Nous restons dans le contexte de la deuxième guerre mondiale avec le film du Japonais Koji Wakamatsu, Caterpillar. La chenille du titre s’explique par le fait que le personnage principal, le lieutenant Kurokawa, est rentré du théâtre des opérations chinois bardé de décorations, mais sans bras ni jambes, la moitié du crâne atrocement brûlé, tympan et cordes vocales aux abonnés absents. Véritable dieu de la guerre vivant, il est exhibé aux villageois pour leur rappeler la grandeur des sacrifices que l’Empereur attend d’eux. A son épouse incombe la tâche de le soigner et de le promener dans son uniforme d’apparat. C’est le minimum qu’on attend d’une femme d’officier. Les échanges du couple se limitent aux activités dont le mari est encore capable dans une certaine mesure : ingestion, déjection, fornication. Le sentiment d’impuissance entraîne les deux côtés à des actes humiliants, la haine s’installe. Dans les moments érotiques, le mari est obsédé par les viols et étripages de femmes qu’il a perpétrés en Chine. Rares sont les films japonais qui mettent aussi clairement les points sur les i. Le code d’honneur du samouraï en prend pour son grade. A un moment donné, l’épouse détruit de rage les coupures de journal, médailles et autres souvenirs qui ornent la paroi domiciliaire de l’honneur, mais elle ne touche pas au portrait du tenno. Chaque révolution en son temps ! Quand arrive la nouvelle de la reddition du pays, la femme, occupée aux champs, esquisse un sourire en direction du soleil, tandis que la chenillle rampe vers l’étang pour s’y noyer.
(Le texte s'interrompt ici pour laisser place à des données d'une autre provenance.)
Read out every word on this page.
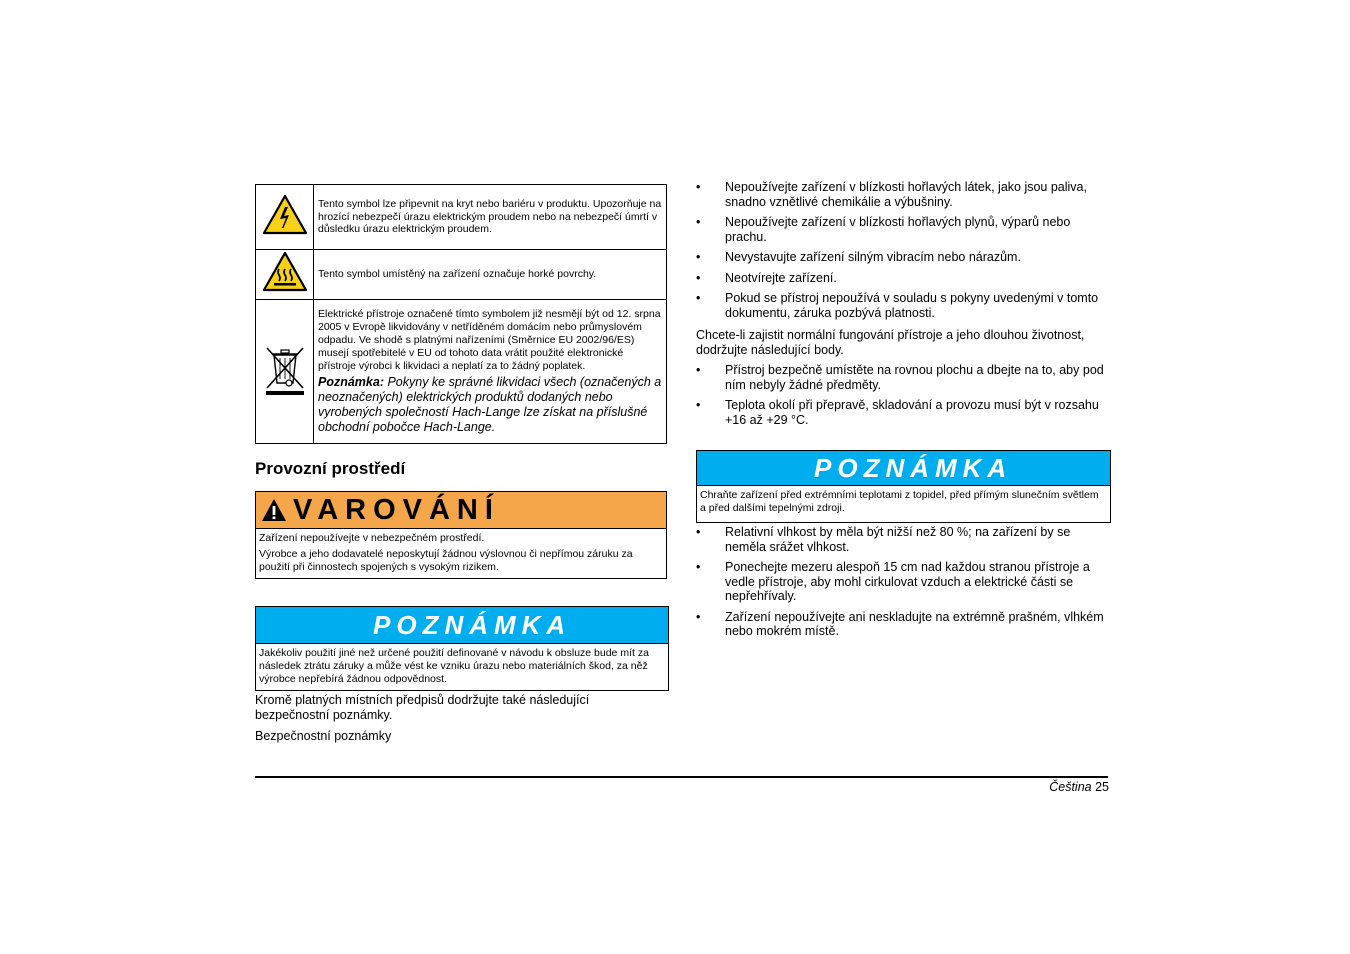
	Tento symbol lze připevnit na kryt nebo bariéru v produktu. Upozorňuje na hrozící nebezpečí úrazu elektrickým proudem nebo na nebezpečí úmrtí v důsledku úrazu elektrickým proudem.
	Tento symbol umístěný na zařízení označuje horké povrchy.

Elektrické přístroje označené tímto symbolem již nesmějí být od 12. srpna 2005 v Evropě likvidovány v netříděném domácím nebo průmyslovém odpadu. Ve shodě s platnými nařízeními (Směrnice EU 2002/96/ES) musejí spotřebitelé v EU od tohoto data vrátit použité elektronické přístroje výrobci k likvidaci a neplatí za to žádný poplatek.
Poznámka: Pokyny ke správné likvidaci všech (označených a neoznačených) elektrických produktů dodaných nebo vyrobených společností Hach-Lange lze získat na příslušné obchodní pobočce Hach-Lange.
Provozní prostředí
VAROVÁNÍ

Zařízení nepoužívejte v nebezpečném prostředí.

Výrobce a jeho dodavatelé neposkytují žádnou výslovnou či nepřímou záruku za použití při činnostech spojených s vysokým rizikem.

POZNÁMKA
Jakékoliv použití jiné než určené použití definované v návodu k obsluze bude mít za následek ztrátu záruky a může vést ke vzniku úrazu nebo materiálních škod, za něž výrobce nepřebírá žádnou odpovědnost.

Kromě platných místních předpisů dodržujte také následující bezpečnostní poznámky.

Bezpečnostní poznámky

• Nepoužívejte zařízení v blízkosti hořlavých látek, jako jsou paliva, snadno vznětlivé chemikálie a výbušniny.
• Nepoužívejte zařízení v blízkosti hořlavých plynů, výparů nebo prachu.
• Nevystavujte zařízení silným vibracím nebo nárazům.
• Neotvírejte zařízení.
• Pokud se přístroj nepoužívá v souladu s pokyny uvedenými v tomto dokumentu, záruka pozbývá platnosti.

Chcete-li zajistit normální fungování přístroje a jeho dlouhou životnost, dodržujte následující body.

• Přístroj bezpečně umístěte na rovnou plochu a dbejte na to, aby pod ním nebyly žádné předměty.
• Teplota okolí při přepravě, skladování a provozu musí být v rozsahu +16 až +29 °C.
POZNÁMKA
Chraňte zařízení před extrémními teplotami z topidel, před přímým slunečním světlem a před dalšími tepelnými zdroji.
• Relativní vlhkost by měla být nižší než 80 %; na zařízení by se neměla srážet vlhkost.
• Ponechejte mezeru alespoň 15 cm nad každou stranou přístroje a vedle přístroje, aby mohl cirkulovat vzduch a elektrické části se nepřehřívaly.
• Zařízení nepoužívejte ani neskladujte na extrémně prašném, vlhkém nebo mokrém místě.
Čeština 25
« Na Putu » de Jasmila Zbanic

Na Putu (Bosnie-Herzégovine) de la Sarajévienne Jasmila Zbanic lance un cri d’alarme contre les dangers confessionnels qui guettent la société civile bosniaque, à peine remise d’une guerre de religion, et par extension, toute société exposée à des mouvements intégristes. Luna et Amar forment un couple séculier qui rêve d’avoir un enfant. Amar, alcoolique, perd son emploi d’aiguilleur du ciel. Il accepte l’offre d’un travail d’informatique dans une communauté wahhabite retirée dans la montagne. Hommes et femmes y vivent strictement séparés, sous surveillance permanente. Luna ne voit pas son compagnon pendant des semaines. Quand elle lui rend visite, elle constate qu’il a été happé par les fous de Dieu. Il ne veut plus la toucher avant d’avoir été marié devant Allah. Quand se rouvrent de surcroît les blessures de son passé marqué par la guerre, Luna ne pense pas qu’elle va pouvoir rester auprès d’un illuminé, voire porter son enfant. Trop direct dans son discours, le film n’avait aucune chance de se retrouver parmi les primés.